Pourquoi ne pas pousser à une meilleure connaissance des uns et des autres…
Ma volonté est d’encourager les échanges et la coopération dans les domaines académique et culturel. En mars dernier, nous avons organisé avec le département d’Espagnol de l’université de Mostaganem un séminaire ayant pour thème l’histoire et la littérature. Il a été entre autres question des voyageurs latino-américains dans le monde arabe au XIXe siècle et des relations culturelles et historiques entre l’Algérie et l’Argentine à cette période de l’histoire. Le président Domingo Faustino Sarmiento (1811-1888), qu’on a évoqué lors de ce séminaire, visita l’Algérie en 1847 et a consacré des pages à l’Algérie . Mais peu de gens, même parmi les spécialistes des cultures hispano-américaines, connaissent cet aspect et d’autres des relations entre les deux pays. Aussi, nous sommes en pourparlers avec l’université d’Alger II pour promouvoir des activités de diffusion de la culture latino-américaine. Cela permettra, je le pense, une meilleure connaissance des réalités d’Amérique latine, passé et présent. Nous cherchons également à établir des relations dans les domaines du livre et de l’édition à travers la traduction. En Argentine, de nombreux auteurs sont traduits et lus. En Algérie, ce n’est pas encore le cas et nous souhaiterions pouvoir traduire, en français mais surtout en arabe, nos écrivains et les faire connaitre du jeune public algérien. Nous pouvons le faire à travers le programme SUR de soutien à la traduction. Depuis sa création en 2010, ce programme de notre Ministère des Affaires Étrangères a accordé des subventions pour la traduction de plus de 1.533 œuvres de la littérature argentine, en 49 langues différentes dans 51 pays .
Des contacts avec le ministère de la Culture à ce sujet ?
Nous travaillons à les établir dans la perspective de marquer l’année 2024 d’une forte empreinte culturelle et artistique. L’objectif, entre autres, est d’organiser une exposition à Alger d’un plasticien argentin de renom.

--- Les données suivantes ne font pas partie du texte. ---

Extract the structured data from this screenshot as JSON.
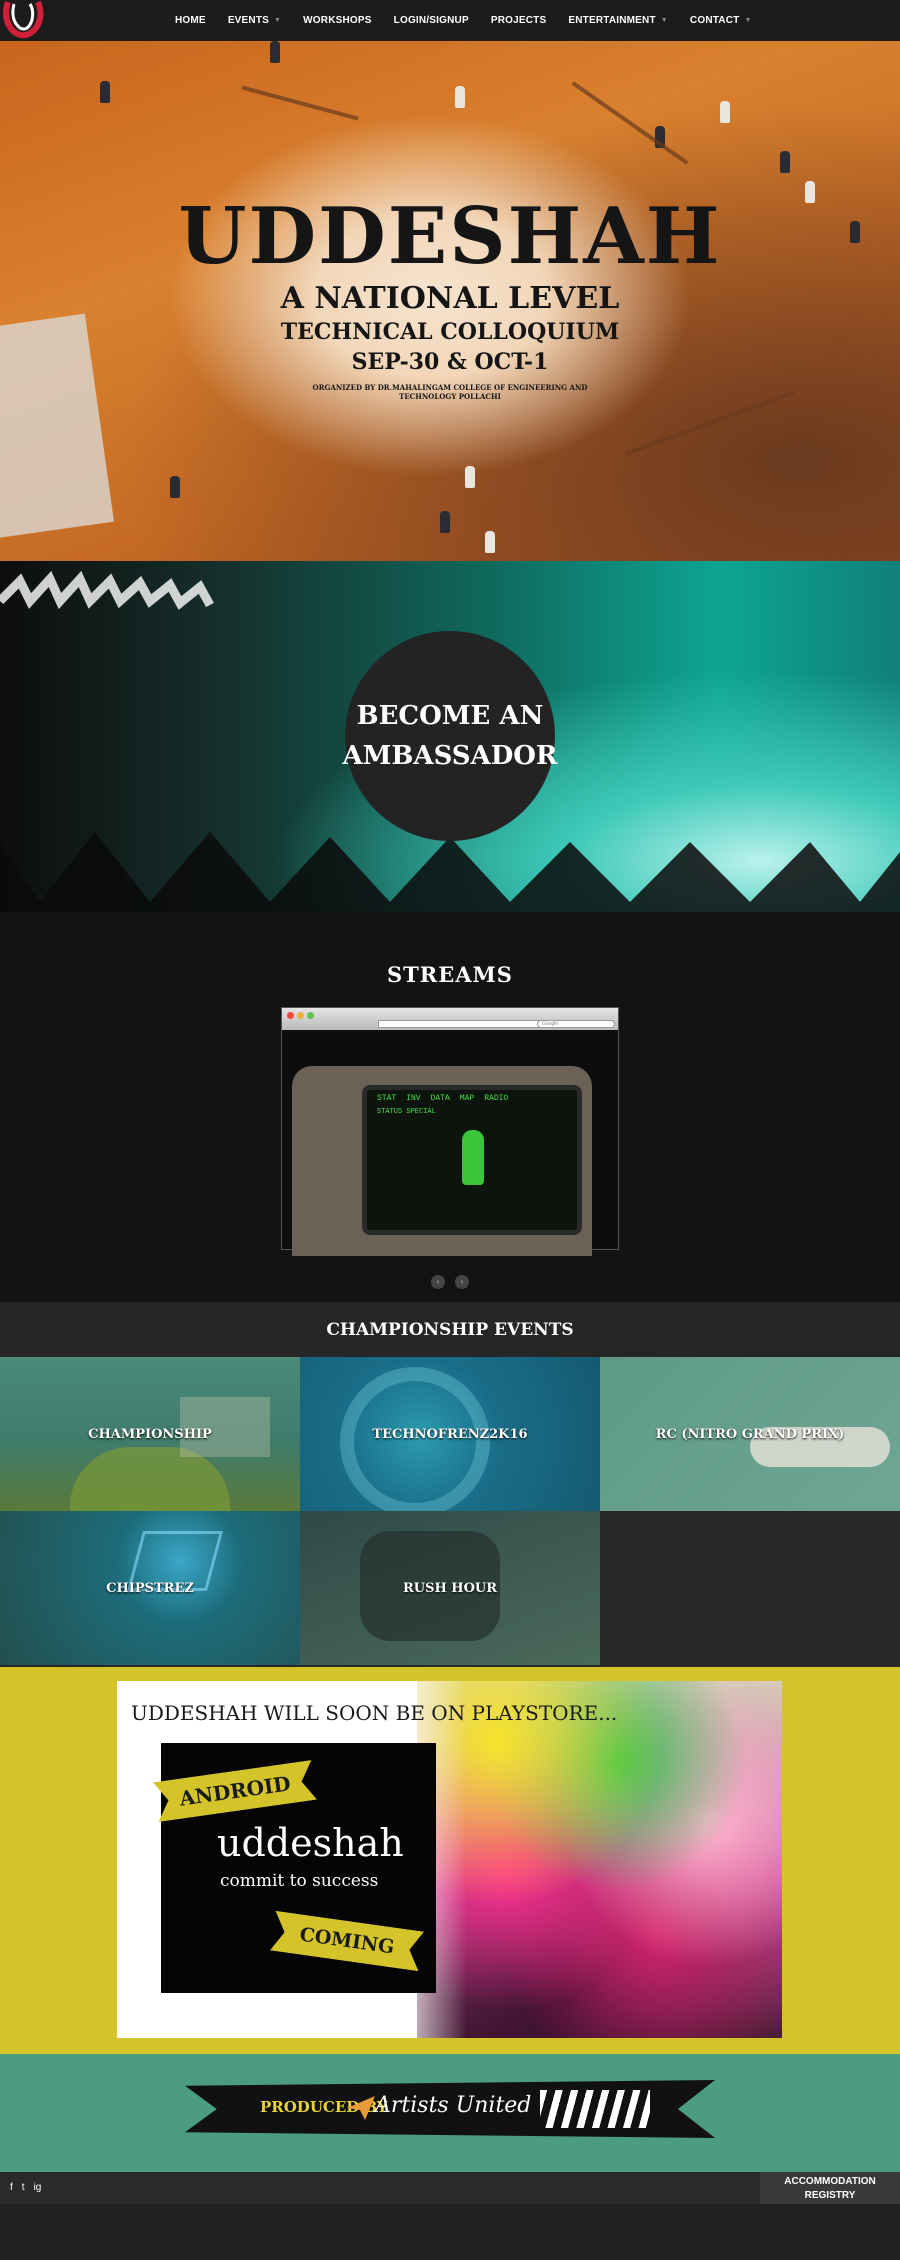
{
  "nav": {
    "items": [
      {
        "label": "HOME",
        "has_dropdown": false
      },
      {
        "label": "EVENTS",
        "has_dropdown": true
      },
      {
        "label": "WORKSHOPS",
        "has_dropdown": false
      },
      {
        "label": "LOGIN/SIGNUP",
        "has_dropdown": false
      },
      {
        "label": "PROJECTS",
        "has_dropdown": false
      },
      {
        "label": "ENTERTAINMENT",
        "has_dropdown": true
      },
      {
        "label": "CONTACT",
        "has_dropdown": true
      }
    ],
    "caret": "▼"
  },
  "hero": {
    "title": "UDDESHAH",
    "line1": "A NATIONAL LEVEL",
    "line2": "TECHNICAL COLLOQUIUM",
    "line3": "SEP-30 & OCT-1",
    "organizer": "ORGANIZED BY DR.MAHALINGAM COLLEGE OF ENGINEERING AND TECHNOLOGY POLLACHI"
  },
  "ambassador": {
    "line1": "BECOME AN",
    "line2": "AMBASSADOR"
  },
  "streams": {
    "title": "STREAMS",
    "pipboy_tabs": [
      "STAT",
      "INV",
      "DATA",
      "MAP",
      "RADIO"
    ],
    "pipboy_status": "STATUS  SPECIAL",
    "search_placeholder": "Google",
    "prev": "‹",
    "next": "›"
  },
  "championship": {
    "title": "CHAMPIONSHIP EVENTS",
    "tiles": [
      {
        "label": "CHAMPIONSHIP"
      },
      {
        "label": "TECHNOFRENZ2K16"
      },
      {
        "label": "RC (NITRO GRAND PRIX)"
      },
      {
        "label": "CHIPSTREZ"
      },
      {
        "label": "RUSH HOUR"
      }
    ]
  },
  "playstore": {
    "caption": "UDDESHAH WILL SOON BE ON PLAYSTORE...",
    "ribbon1": "ANDROID APP",
    "app_name": "uddeshah",
    "tagline": "commit to success",
    "ribbon2": "COMING SOON"
  },
  "produced": {
    "label": "PRODUCED BY",
    "name": "Artists United"
  },
  "footer": {
    "social": [
      "f",
      "t",
      "ig"
    ],
    "accommodation": "ACCOMMODATION",
    "registry": "REGISTRY"
  }
}
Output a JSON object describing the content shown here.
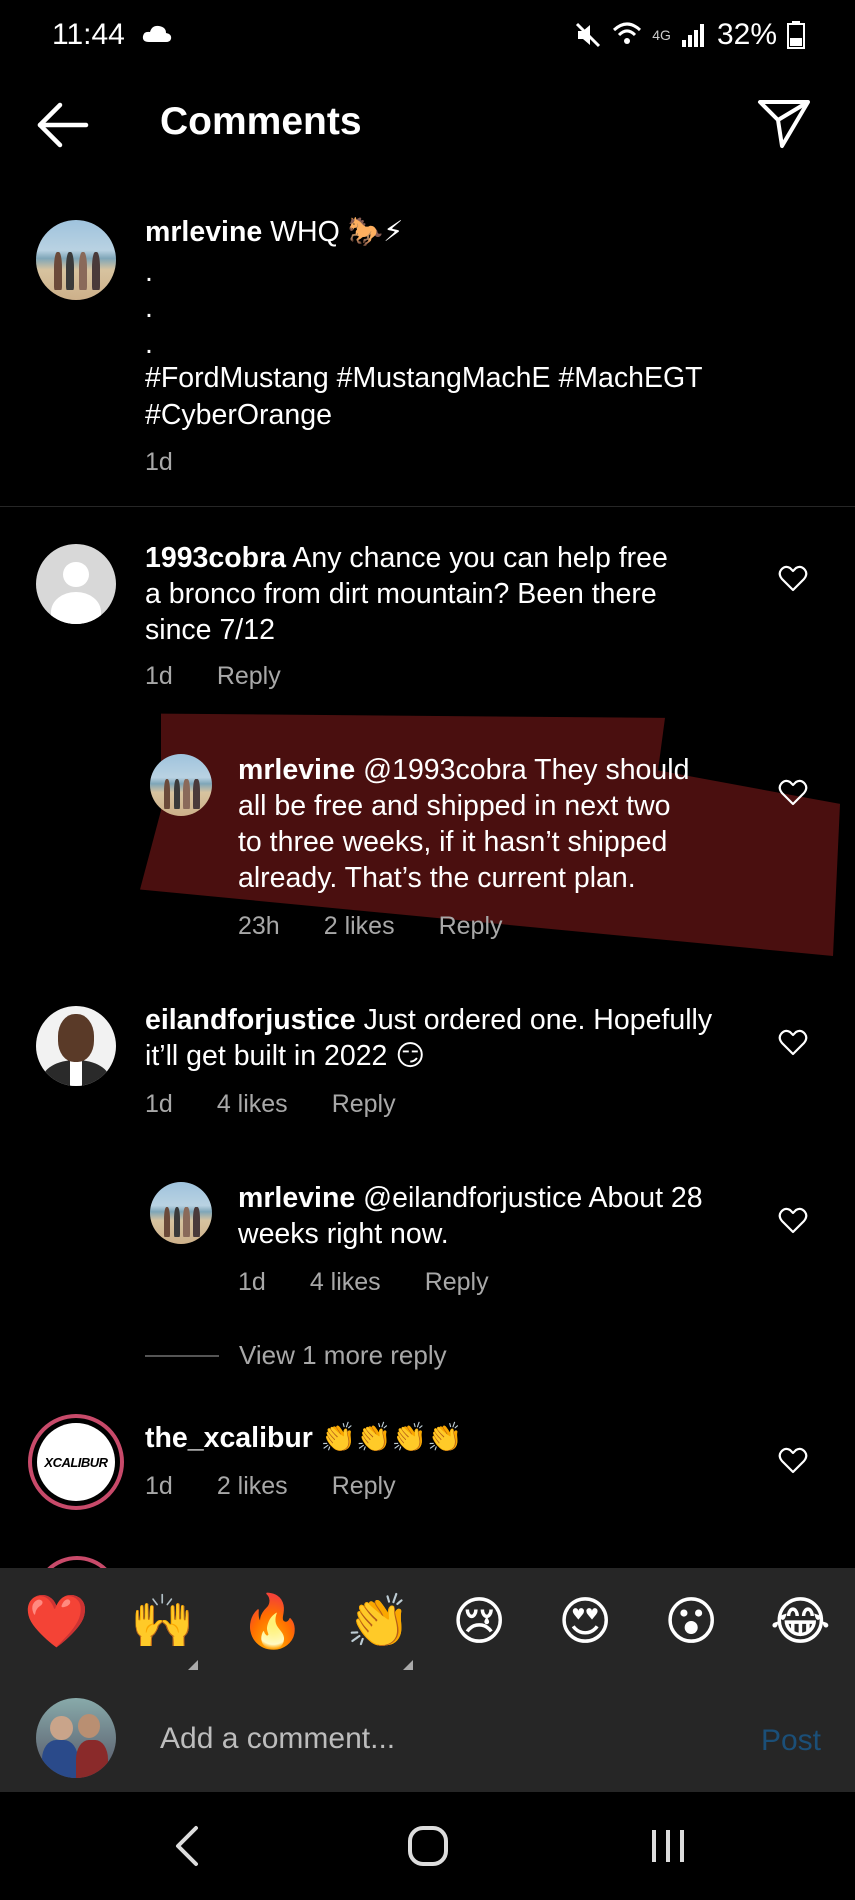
{
  "status_bar": {
    "time": "11:44",
    "battery": "32%",
    "network": "4G"
  },
  "header": {
    "title": "Comments"
  },
  "caption": {
    "user": "mrlevine",
    "text_first": "WHQ 🐎⚡",
    "dots": ".",
    "hashtags_line1": "#FordMustang #MustangMachE #MachEGT",
    "hashtags_line2": "#CyberOrange",
    "time": "1d"
  },
  "comments": [
    {
      "user": "1993cobra",
      "line1": "Any chance you can help free",
      "line2": "a bronco from dirt mountain? Been there",
      "line3": "since 7/12",
      "time": "1d",
      "reply": "Reply"
    },
    {
      "user": "mrlevine",
      "line1": "@1993cobra They should",
      "line2": "all be free and shipped in next two",
      "line3": "to three weeks, if it hasn’t shipped",
      "line4": "already. That’s the current plan.",
      "time": "23h",
      "likes": "2 likes",
      "reply": "Reply"
    },
    {
      "user": "eilandforjustice",
      "line1": "Just ordered one. Hopefully",
      "line2": "it’ll get built in 2022 😏",
      "time": "1d",
      "likes": "4 likes",
      "reply": "Reply"
    },
    {
      "user": "mrlevine",
      "line1": "@eilandforjustice About 28",
      "line2": "weeks right now.",
      "time": "1d",
      "likes": "4 likes",
      "reply": "Reply"
    },
    {
      "user": "the_xcalibur",
      "line1": "👏👏👏👏",
      "time": "1d",
      "likes": "2 likes",
      "reply": "Reply",
      "avatar_logo": "XCALIBUR"
    }
  ],
  "view_more": "View 1 more reply",
  "emoji_bar": [
    "❤️",
    "🙌",
    "🔥",
    "👏",
    "😢",
    "😍",
    "😮",
    "😂"
  ],
  "input": {
    "placeholder": "Add a comment...",
    "post_label": "Post"
  },
  "colors": {
    "highlight": "#7a1818",
    "post_disabled": "#1b4f78",
    "muted_text": "#a8a8a8"
  }
}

Il est de mettre à l’honneur la littérature argentine au salon international du livre d’Alger (SILA) et de faire venir en Algérie des auteurs argentins. Il est aussi d’organiser un salon sur la littérature algérienne à Buenos Aires ou dans une autre ville d’Argentine. L’essentiel est que la fête du soixantième anniversaire de l’établissement des relations entre nos deux pays ne se limite pas aux seuls aspects institutionnels et officiels et qu’elle implique des acteurs du monde des arts et de nos sociétés civiles et intellectuelles.